Talking about profitability and positive results, another challenge for TVNZ says Kenrick is when looking at global competitors that are prepared to lose billions of dollars in the same sector that you’re in, one has to look really hard at the long term versus the short term.

“One of the things we’ve been spending a lot of time on is managing the trade-off between going harder and investing more to build scale in the digital world vs. maximising near-term profitability? It’s relatively easy to maximise near-term profitability but if you don’t have scale in the digital world, you don’t have a future business. In recent time we’ve put more focus on building scale than maximising profitability.”

When asked what he’s most proud of over the past year, it’s always the content, Kenrick says.

“The output of our work shows up on a screen, and for me, some of the local content that we have produced in the last 12 months has been some of the best work we’ve done”.

He’s loved TVNZ1’s The Bad Seed – “amazing drama, brilliantly produced”– and says Wellington Paranormal made a huge impact.

“The growth and the scale that we’re achieving with TVNZ OnDemand is great – for the last 12 months we’ve done 180 million video streams.
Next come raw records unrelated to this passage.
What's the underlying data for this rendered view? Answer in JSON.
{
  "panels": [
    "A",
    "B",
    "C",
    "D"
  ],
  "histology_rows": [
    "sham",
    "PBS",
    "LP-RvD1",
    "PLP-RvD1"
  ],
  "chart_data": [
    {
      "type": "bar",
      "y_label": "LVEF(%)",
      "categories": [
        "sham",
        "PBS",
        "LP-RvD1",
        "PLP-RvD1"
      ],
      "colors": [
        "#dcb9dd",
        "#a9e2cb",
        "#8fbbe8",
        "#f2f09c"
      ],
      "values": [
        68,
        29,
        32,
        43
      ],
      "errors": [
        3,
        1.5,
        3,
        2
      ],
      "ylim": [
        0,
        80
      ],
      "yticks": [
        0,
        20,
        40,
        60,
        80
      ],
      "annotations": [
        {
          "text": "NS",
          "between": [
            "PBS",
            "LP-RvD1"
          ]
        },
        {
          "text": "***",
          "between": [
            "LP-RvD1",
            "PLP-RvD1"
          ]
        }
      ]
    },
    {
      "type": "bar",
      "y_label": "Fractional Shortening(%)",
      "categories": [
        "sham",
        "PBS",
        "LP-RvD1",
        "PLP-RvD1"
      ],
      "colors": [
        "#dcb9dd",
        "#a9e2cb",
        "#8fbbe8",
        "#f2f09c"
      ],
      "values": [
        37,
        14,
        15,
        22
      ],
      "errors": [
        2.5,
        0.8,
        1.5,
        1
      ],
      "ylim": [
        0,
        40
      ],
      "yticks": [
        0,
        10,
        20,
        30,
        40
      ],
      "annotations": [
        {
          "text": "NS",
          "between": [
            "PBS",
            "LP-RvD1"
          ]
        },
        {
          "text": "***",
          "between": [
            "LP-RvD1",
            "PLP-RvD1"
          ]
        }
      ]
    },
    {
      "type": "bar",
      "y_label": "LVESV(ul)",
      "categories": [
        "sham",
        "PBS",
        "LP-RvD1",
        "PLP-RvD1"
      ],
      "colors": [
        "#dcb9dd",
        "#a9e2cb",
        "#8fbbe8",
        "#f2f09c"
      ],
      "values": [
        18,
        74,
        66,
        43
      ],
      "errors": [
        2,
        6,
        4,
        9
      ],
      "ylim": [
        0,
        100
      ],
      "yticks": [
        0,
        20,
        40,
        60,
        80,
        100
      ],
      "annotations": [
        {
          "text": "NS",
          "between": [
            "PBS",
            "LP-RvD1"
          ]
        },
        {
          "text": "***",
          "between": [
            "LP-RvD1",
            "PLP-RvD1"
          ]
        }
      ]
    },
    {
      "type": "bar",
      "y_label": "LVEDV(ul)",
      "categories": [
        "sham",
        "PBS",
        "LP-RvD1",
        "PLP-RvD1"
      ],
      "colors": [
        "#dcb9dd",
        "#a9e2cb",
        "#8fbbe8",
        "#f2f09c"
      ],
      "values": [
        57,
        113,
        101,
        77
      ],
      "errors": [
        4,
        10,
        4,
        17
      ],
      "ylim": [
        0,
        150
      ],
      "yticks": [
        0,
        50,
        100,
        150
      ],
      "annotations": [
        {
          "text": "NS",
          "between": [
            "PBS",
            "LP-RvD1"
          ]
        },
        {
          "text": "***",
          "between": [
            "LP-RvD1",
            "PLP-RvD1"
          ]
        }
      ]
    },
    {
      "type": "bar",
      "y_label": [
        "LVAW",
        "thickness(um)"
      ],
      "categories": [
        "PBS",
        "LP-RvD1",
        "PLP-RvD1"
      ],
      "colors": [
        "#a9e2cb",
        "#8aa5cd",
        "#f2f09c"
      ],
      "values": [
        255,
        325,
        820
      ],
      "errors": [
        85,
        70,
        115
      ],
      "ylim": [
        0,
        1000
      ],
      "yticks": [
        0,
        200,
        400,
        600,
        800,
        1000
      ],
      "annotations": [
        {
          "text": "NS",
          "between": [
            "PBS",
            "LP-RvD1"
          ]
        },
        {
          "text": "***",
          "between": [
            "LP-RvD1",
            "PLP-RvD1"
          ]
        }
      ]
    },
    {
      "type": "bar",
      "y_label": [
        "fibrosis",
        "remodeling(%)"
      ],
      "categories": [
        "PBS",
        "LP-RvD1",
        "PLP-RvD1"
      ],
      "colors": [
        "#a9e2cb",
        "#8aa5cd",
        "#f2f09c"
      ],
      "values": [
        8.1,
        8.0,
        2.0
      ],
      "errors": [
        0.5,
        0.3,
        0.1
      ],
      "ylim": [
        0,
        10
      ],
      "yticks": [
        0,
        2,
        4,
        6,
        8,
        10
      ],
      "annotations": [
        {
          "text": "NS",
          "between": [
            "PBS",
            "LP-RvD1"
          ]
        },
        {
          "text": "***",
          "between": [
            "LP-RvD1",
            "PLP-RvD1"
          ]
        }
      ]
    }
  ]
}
When you think about a nation of less than five million people to have that many streams, that is quite remarkable”.

TVNZ OnDemand has moved from somewhere you might watch the TV shows you’ve missed, says Kenrick, to an entertainment option in its own right.

“I think it sits alongside the international offers as being one of the key services that people will use to watch content online. It’s something we’re excited about and committed to growing even further”.

Kenrick admits the success TVNZ has had with OnDemand and the bulk of innovation has been geared towards the viewer, but what it is looking at doing in the year ahead is really lifting innovation that it is creating for advertisers.

“Now we’ve achieved critical mass scale of viewers, we’re putting greater focus into developing more targeted and addressable capability and how we can deliver more value for advertisers, and particularly the data-rich advertisers.”

When asked about the general media landscape, Kenrick says the challenges for the sector are clearly evident and have been talked about by many.

“You have to move past worrying about that, to focusing on why we do what we do and what’s the best way to go forward. The need for people to be informed is a long term basic human need...and in the busy lives we lead we all need a bit of escapism and entertainment. If you know that what you’re doing is focused on a long-term sustainable need for consumers, then the only challenge you need to focus on is how do you go about meeting that.”

Kenrick says the main priorities for TVNZ for the rest of 2019 are around growth on OnDemand, providing more innovation for advertisers, as well as continuing to innovate for viewers.

“We get a lot of feedback – both good and bad – because New Zealanders give a damn about what we do, and that keeps us on our game. Our sustainable point of difference in the market when you’re competing with global players is local content, local voices and local stories which is what sustains us and marks as us out as different.”